Find your Fit: researching colonialism

A response to the Find Your Fit Activity
created by Victoria Jackson (@victoriaj)

Number of views: 129


This was such an interesting exercise. I actually found that the various Boolean combinations often limited me too much in my searches, so it was difficult to find what I was looking for! I spent a fair amount of time going between the different OER repositories and referatories to find what I needed.

I initially wanted to search for “Indigenous worldviews” and the first hit on OpenCulture.com was Emma Stevens’ rendition of The Beatles’ “Blackbird”, sung in Mi’kmaq (https://www.openculture.com/2023/07/hear-the-beatles-blackbird-sung-in-the-indigenous-mikmaq-language.html). This sparked an interest to change my search parameters to look for various combinations of colonialism (colonial, colonization), music, Indigenous, and worldviews. ‘Blackbird’ sung in Mi’kmaq made me think about how Indigenous people across Turtle Island are pushing back against colonialism, and I thought it was a very beautiful way to demonstrate the power and longevity of Mi’kmaq language and culture. So the exercise became about curating sources that would support learners’ understanding of colonialism and the ways people push back against it.

This took me to OASIS, where I found a TED Talk from Farish Ahmad-Noor, talking about “Why is Colonialism (still) romanticized?” in Southeast Asia – a very different colonial landscape, but with a lot of the same issues that are seen in Turtle Island. His discussion (link: https://www.ted.com/talks/farish_ahmad_noor_why_is_colonialism_still_romanticized) about the long-term impacts of colonialism was a really great way just to highlight how insidious colonialism and colonial ideas actually are, even in today’s society. There’s still a lot of work to do.
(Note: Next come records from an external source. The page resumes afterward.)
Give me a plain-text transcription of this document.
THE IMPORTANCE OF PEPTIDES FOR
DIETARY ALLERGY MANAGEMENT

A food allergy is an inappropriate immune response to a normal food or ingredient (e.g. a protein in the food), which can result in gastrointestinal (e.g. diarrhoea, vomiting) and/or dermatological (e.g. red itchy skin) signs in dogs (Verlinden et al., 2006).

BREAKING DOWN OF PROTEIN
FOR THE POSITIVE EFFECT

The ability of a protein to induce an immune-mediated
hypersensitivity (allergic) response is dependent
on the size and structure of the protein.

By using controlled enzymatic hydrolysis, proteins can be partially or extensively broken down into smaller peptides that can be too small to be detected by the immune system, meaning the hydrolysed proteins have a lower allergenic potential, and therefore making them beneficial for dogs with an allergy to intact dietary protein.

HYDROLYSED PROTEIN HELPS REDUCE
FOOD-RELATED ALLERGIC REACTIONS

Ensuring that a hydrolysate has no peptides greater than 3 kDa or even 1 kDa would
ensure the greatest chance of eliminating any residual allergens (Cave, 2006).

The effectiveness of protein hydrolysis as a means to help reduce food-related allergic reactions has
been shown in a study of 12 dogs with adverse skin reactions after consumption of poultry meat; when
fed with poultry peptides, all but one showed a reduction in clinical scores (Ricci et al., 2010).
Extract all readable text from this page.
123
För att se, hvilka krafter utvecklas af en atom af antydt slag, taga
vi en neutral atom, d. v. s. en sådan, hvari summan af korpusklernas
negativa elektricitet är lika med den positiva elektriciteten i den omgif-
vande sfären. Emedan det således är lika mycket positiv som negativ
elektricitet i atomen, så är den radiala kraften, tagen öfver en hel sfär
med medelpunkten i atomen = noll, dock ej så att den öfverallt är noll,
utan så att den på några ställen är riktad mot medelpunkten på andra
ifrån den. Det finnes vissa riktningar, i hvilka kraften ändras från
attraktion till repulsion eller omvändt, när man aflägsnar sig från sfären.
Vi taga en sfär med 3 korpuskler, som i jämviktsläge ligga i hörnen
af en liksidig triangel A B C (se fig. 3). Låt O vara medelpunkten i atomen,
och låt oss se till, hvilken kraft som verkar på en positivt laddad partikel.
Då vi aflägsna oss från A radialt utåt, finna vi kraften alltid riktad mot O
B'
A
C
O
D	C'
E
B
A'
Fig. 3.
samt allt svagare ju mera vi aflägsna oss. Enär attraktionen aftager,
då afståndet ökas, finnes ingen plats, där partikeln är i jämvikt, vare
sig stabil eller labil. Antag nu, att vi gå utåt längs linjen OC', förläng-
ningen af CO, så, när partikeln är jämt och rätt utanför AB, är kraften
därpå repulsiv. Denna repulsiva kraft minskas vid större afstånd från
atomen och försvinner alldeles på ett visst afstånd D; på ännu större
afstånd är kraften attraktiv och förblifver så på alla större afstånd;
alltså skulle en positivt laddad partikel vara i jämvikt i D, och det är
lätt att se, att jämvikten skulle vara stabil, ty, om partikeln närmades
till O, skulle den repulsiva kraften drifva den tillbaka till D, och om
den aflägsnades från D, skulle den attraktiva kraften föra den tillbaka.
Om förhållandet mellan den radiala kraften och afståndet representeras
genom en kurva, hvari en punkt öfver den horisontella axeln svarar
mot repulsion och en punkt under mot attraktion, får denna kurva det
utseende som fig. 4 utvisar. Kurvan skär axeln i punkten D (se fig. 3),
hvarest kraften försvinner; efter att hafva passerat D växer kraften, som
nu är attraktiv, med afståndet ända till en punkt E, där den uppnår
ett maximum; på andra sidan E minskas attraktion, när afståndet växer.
The third source I found on Merlot.org by tweaking the search parameters to just music AND colonialism. I hit on an Open Access Textbook: Acoustemologies in Contact: Sounding Subjects and Modes of Listening in Early Modernity, by Emily Wilbourne and Suzanne G. Cusick (https://www.merlot.org/merlot/viewMaterial.htm?id=773404686). The collection of essays is a call to action to decolonize music history, and they examine how cultural configurations of sound affected communication, comprehension, and the categorization of people. It is a historical look at some of the same themes.

Taken together, the whole package of sources becomes a conversation about colonialism, music, and the ongoing impact of colonialism on today’s world.